Casey Affleck: ‘Being freezing made my The Finest Hours role more realistic’

Casey Affleck found having cold water thrown at him “helpful” to get into character for The Finest Hours.

The 40-year-old actor plays Ray Sybert in the film, an engineer who becomes the leader of a 30-man crew after a storm leaves the SS Pendleton vessel split in two.

Unsurprisingly the filming conditions were mostly cold and wet, but Casey admits he actually discovered certain aspects of making the scenes more realistic aided his portrayal of Ray’s survival mission.

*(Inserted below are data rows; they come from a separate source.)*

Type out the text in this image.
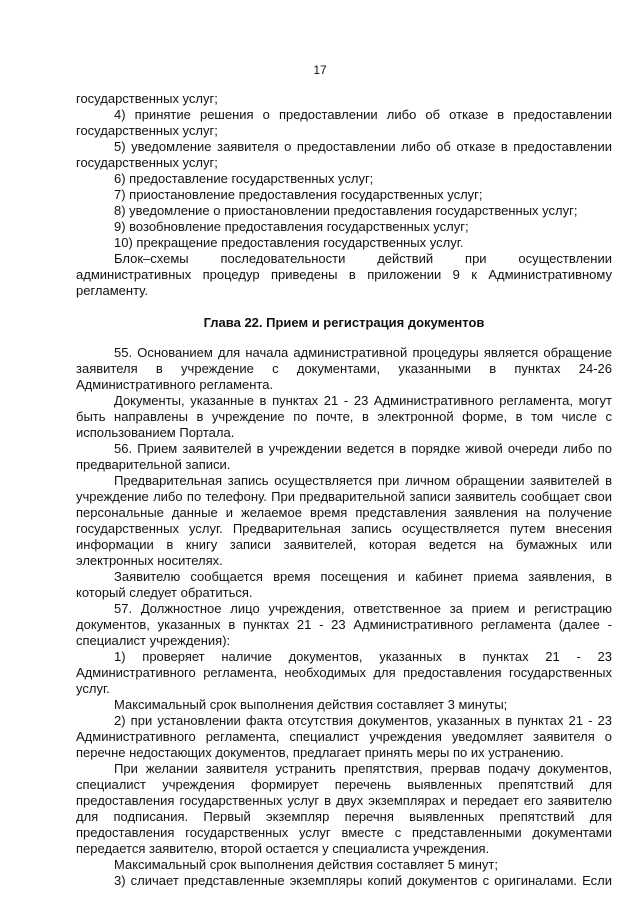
17

государственных услуг;

4) принятие решения о предоставлении либо об отказе в предоставлении государственных услуг;

5) уведомление заявителя о предоставлении либо об отказе в предоставлении государственных услуг;

6) предоставление государственных услуг;

7) приостановление предоставления государственных услуг;

8) уведомление о приостановлении предоставления государственных услуг;

9) возобновление предоставления государственных услуг;

10) прекращение предоставления государственных услуг.

Блок–схемы последовательности действий при осуществлении административных процедур приведены в приложении 9 к Административному регламенту.

Глава 22. Прием и регистрация документов

55. Основанием для начала административной процедуры является обращение заявителя в учреждение с документами, указанными в пунктах 24-26 Административного регламента.

Документы, указанные в пунктах 21 - 23 Административного регламента, могут быть направлены в учреждение по почте, в электронной форме, в том числе с использованием Портала.

56. Прием заявителей в учреждении ведется в порядке живой очереди либо по предварительной записи.

Предварительная запись осуществляется при личном обращении заявителей в учреждение либо по телефону. При предварительной записи заявитель сообщает свои персональные данные и желаемое время представления заявления на получение государственных услуг. Предварительная запись осуществляется путем внесения информации в книгу записи заявителей, которая ведется на бумажных или электронных носителях.

Заявителю сообщается время посещения и кабинет приема заявления, в который следует обратиться.

57. Должностное лицо учреждения, ответственное за прием и регистрацию документов, указанных в пунктах 21 - 23 Административного регламента (далее - специалист учреждения):

1) проверяет наличие документов, указанных в пунктах 21 - 23 Административного регламента, необходимых для предоставления государственных услуг.

Максимальный срок выполнения действия составляет 3 минуты;

2) при установлении факта отсутствия документов, указанных в пунктах 21 - 23 Административного регламента, специалист учреждения уведомляет заявителя о перечне недостающих документов, предлагает принять меры по их устранению.

При желании заявителя устранить препятствия, прервав подачу документов, специалист учреждения формирует перечень выявленных препятствий для предоставления государственных услуг в двух экземплярах и передает его заявителю для подписания. Первый экземпляр перечня выявленных препятствий для предоставления государственных услуг вместе с представленными документами передается заявителю, второй остается у специалиста учреждения.

Максимальный срок выполнения действия составляет 5 минут;

3) сличает представленные экземпляры копий документов с оригиналами. Если
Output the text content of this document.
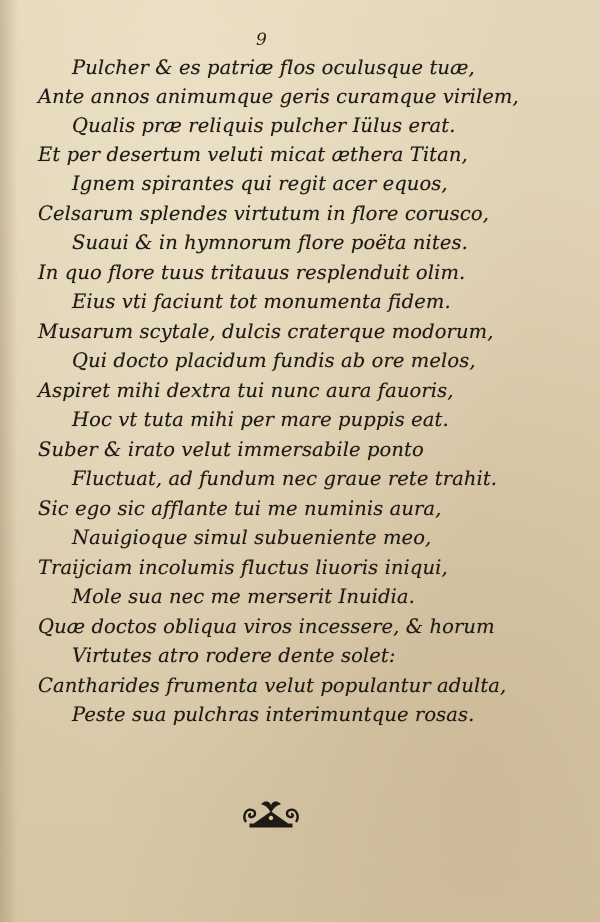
9
Pulcher & es patriæ flos oculusque tuæ,
Ante annos animumque geris curamque virilem,
Qualis præ reliquis pulcher Iülus erat.
Et per desertum veluti micat æthera Titan,
Ignem spirantes qui regit acer equos,
Celsarum splendes virtutum in flore corusco,
Suaui & in hymnorum flore poëta nites.
In quo flore tuus tritauus resplenduit olim.
Eius vti faciunt tot monumenta fidem.
Musarum scytale, dulcis craterque modorum,
Qui docto placidum fundis ab ore melos,
Aspiret mihi dextra tui nunc aura fauoris,
Hoc vt tuta mihi per mare puppis eat.
Suber & irato velut immersabile ponto
Fluctuat, ad fundum nec graue rete trahit.
Sic ego sic afflante tui me numinis aura,
Nauigioque simul subueniente meo,
Traijciam incolumis fluctus liuoris iniqui,
Mole sua nec me merserit Inuidia.
Quæ doctos obliqua viros incessere, & horum
Virtutes atro rodere dente solet:
Cantharides frumenta velut populantur adulta,
Peste sua pulchras interimuntque rosas.
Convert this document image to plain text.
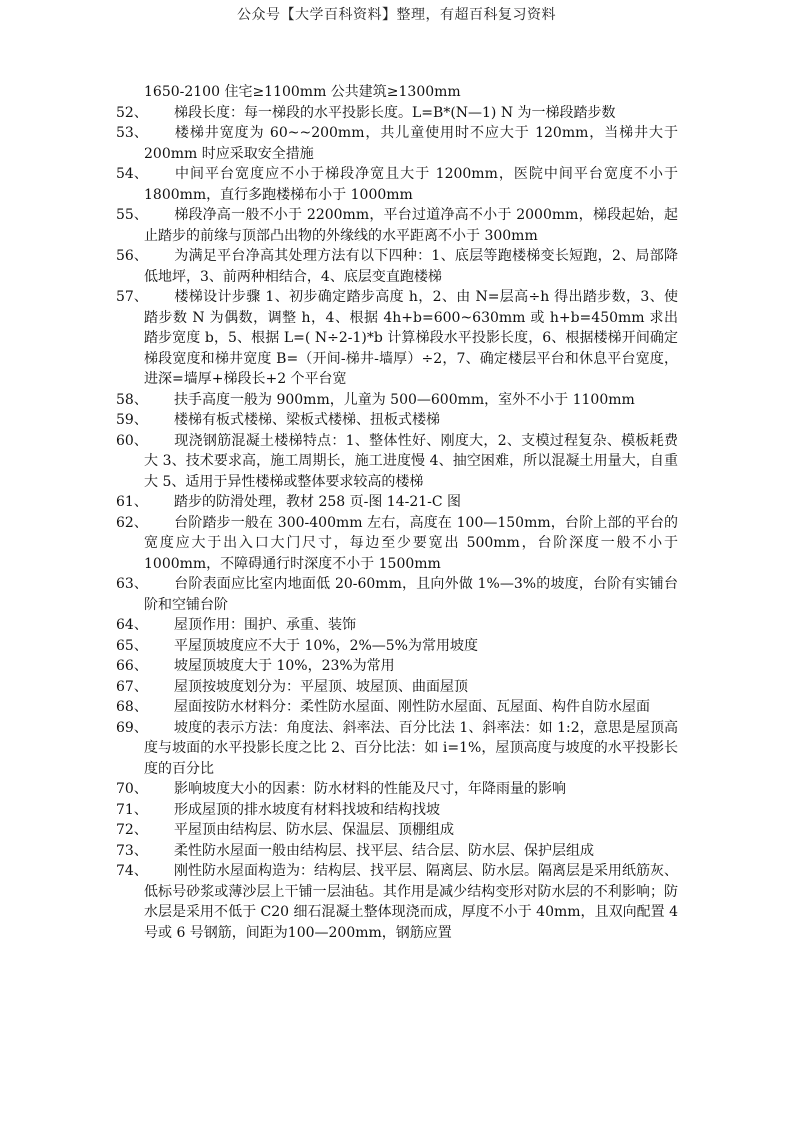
公众号【大学百科资料】整理，有超百科复习资料
1650-2100 住宅≥1100mm 公共建筑≥1300mm
52、	梯段长度：每一梯段的水平投影长度。L=B*(N—1) N 为一梯段踏步数
53、	楼梯井宽度为 60~~200mm，共儿童使用时不应大于 120mm，当梯井大于 200mm 时应采取安全措施
54、	中间平台宽度应不小于梯段净宽且大于 1200mm，医院中间平台宽度不小于 1800mm，直行多跑楼梯布小于 1000mm
55、	梯段净高一般不小于 2200mm，平台过道净高不小于 2000mm，梯段起始，起止踏步的前缘与顶部凸出物的外缘线的水平距离不小于 300mm
56、	为满足平台净高其处理方法有以下四种：1、底层等跑楼梯变长短跑，2、局部降低地坪，3、前两种相结合，4、底层变直跑楼梯
57、	楼梯设计步骤 1、初步确定踏步高度 h，2、由 N=层高÷h 得出踏步数，3、使踏步数 N 为偶数，调整 h，4、根据 4h+b=600~630mm 或 h+b=450mm 求出踏步宽度 b，5、根据 L=( N÷2-1)*b 计算梯段水平投影长度，6、根据楼梯开间确定梯段宽度和梯井宽度 B=（开间-梯井-墙厚）÷2，7、确定楼层平台和休息平台宽度，进深=墙厚+梯段长+2 个平台宽
58、	扶手高度一般为 900mm，儿童为 500—600mm，室外不小于 1100mm
59、	楼梯有板式楼梯、梁板式楼梯、扭板式楼梯
60、	现浇钢筋混凝土楼梯特点：1、整体性好、刚度大，2、支模过程复杂、模板耗费大 3、技术要求高，施工周期长，施工进度慢 4、抽空困难，所以混凝土用量大，自重大 5、适用于异性楼梯或整体要求较高的楼梯
61、	踏步的防滑处理，教材 258 页-图 14-21-C 图
62、	台阶踏步一般在 300-400mm 左右，高度在 100—150mm，台阶上部的平台的宽度应大于出入口大门尺寸，每边至少要宽出 500mm，台阶深度一般不小于 1000mm，不障碍通行时深度不小于 1500mm
63、	台阶表面应比室内地面低 20-60mm，且向外做 1%—3%的坡度，台阶有实铺台阶和空铺台阶
64、	屋顶作用：围护、承重、装饰
65、	平屋顶坡度应不大于 10%，2%—5%为常用坡度
66、	坡屋顶坡度大于 10%，23%为常用
67、	屋顶按坡度划分为：平屋顶、坡屋顶、曲面屋顶
68、	屋面按防水材料分：柔性防水屋面、刚性防水屋面、瓦屋面、构件自防水屋面
69、	坡度的表示方法：角度法、斜率法、百分比法 1、斜率法：如 1:2，意思是屋顶高度与坡面的水平投影长度之比 2、百分比法：如 i=1%，屋顶高度与坡度的水平投影长度的百分比
70、	影响坡度大小的因素：防水材料的性能及尺寸，年降雨量的影响
71、	形成屋顶的排水坡度有材料找坡和结构找坡
72、	平屋顶由结构层、防水层、保温层、顶棚组成
73、	柔性防水屋面一般由结构层、找平层、结合层、防水层、保护层组成
74、	刚性防水屋面构造为：结构层、找平层、隔离层、防水层。隔离层是采用纸筋灰、低标号砂浆或薄沙层上干铺一层油毡。其作用是减少结构变形对防水层的不利影响；防水层是采用不低于 C20 细石混凝土整体现浇而成，厚度不小于 40mm，且双向配置 4 号或 6 号钢筋，间距为100—200mm，钢筋应置
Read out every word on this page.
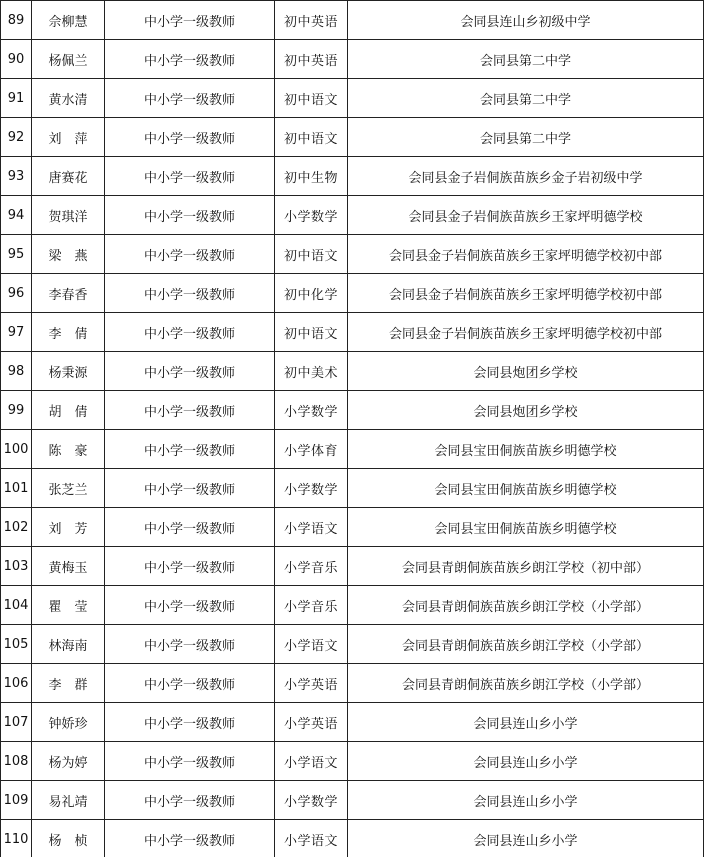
89	佘柳慧	中小学一级教师	初中英语	会同县连山乡初级中学
90	杨佩兰	中小学一级教师	初中英语	会同县第二中学
91	黄水清	中小学一级教师	初中语文	会同县第二中学
92	刘　萍	中小学一级教师	初中语文	会同县第二中学
93	唐赛花	中小学一级教师	初中生物	会同县金子岩侗族苗族乡金子岩初级中学
94	贺琪洋	中小学一级教师	小学数学	会同县金子岩侗族苗族乡王家坪明德学校
95	梁　燕	中小学一级教师	初中语文	会同县金子岩侗族苗族乡王家坪明德学校初中部
96	李春香	中小学一级教师	初中化学	会同县金子岩侗族苗族乡王家坪明德学校初中部
97	李　倩	中小学一级教师	初中语文	会同县金子岩侗族苗族乡王家坪明德学校初中部
98	杨秉源	中小学一级教师	初中美术	会同县炮团乡学校
99	胡　倩	中小学一级教师	小学数学	会同县炮团乡学校
100	陈　豪	中小学一级教师	小学体育	会同县宝田侗族苗族乡明德学校
101	张芝兰	中小学一级教师	小学数学	会同县宝田侗族苗族乡明德学校
102	刘　芳	中小学一级教师	小学语文	会同县宝田侗族苗族乡明德学校
103	黄梅玉	中小学一级教师	小学音乐	会同县青朗侗族苗族乡朗江学校（初中部）
104	瞿　莹	中小学一级教师	小学音乐	会同县青朗侗族苗族乡朗江学校（小学部）
105	林海南	中小学一级教师	小学语文	会同县青朗侗族苗族乡朗江学校（小学部）
106	李　群	中小学一级教师	小学英语	会同县青朗侗族苗族乡朗江学校（小学部）
107	钟娇珍	中小学一级教师	小学英语	会同县连山乡小学
108	杨为婷	中小学一级教师	小学语文	会同县连山乡小学
109	易礼靖	中小学一级教师	小学数学	会同县连山乡小学
110	杨　桢	中小学一级教师	小学语文	会同县连山乡小学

“It was pretty cold,” Casey admitted during an interview with Geeks of Doom. “We started in the fall and went until Christmas, and it gets pretty cold in Boston during that time, and it was mostly outside. Sometimes it was warmer outside than it was inside, for whatever weird reason. But it was cold. It was cold and wet, and it sucks. But you get used to it, you never really forget about it. It was a nice group of guys you were with, so you get to complain all together. And that’s comforting.”

Asked about having the water thrown at him, Casey replied: “Oh it helps, for sure, no doubt about it. It is much easier than pretending. All you have to do is get your lines out, and you are already shivering. You can’t but help keep your eyes closed as you are being pounded with water. and then you just look like, you know, a good actor maybe, you know. And like you really just stood there and took so much physical abuse. So I think it makes it easier.”

Despite the often difficult filming conditions, Casey added that the role has given him a new perspective on certain jobs, such as the engineer role or that of the Coastguard team that came to rescue the ship’s crew.

But one thing the actor is sure of is that he won’t be undergoing a change of profession anytime soon.

“I’ve often thought about doing other things in my life, then I started acting early, I’m 40 now, I think like well maybe try other things, but I can tell you it won’t be in the Coast Guard or like going deep sea fishing because it seems like not for me,” he said. “But you know anything like being a fireman or a policeman or any of those jobs where you’re there to help people. There are times when you are asked to put your own life on the line for someone else’s and that takes a special kind of person I think.”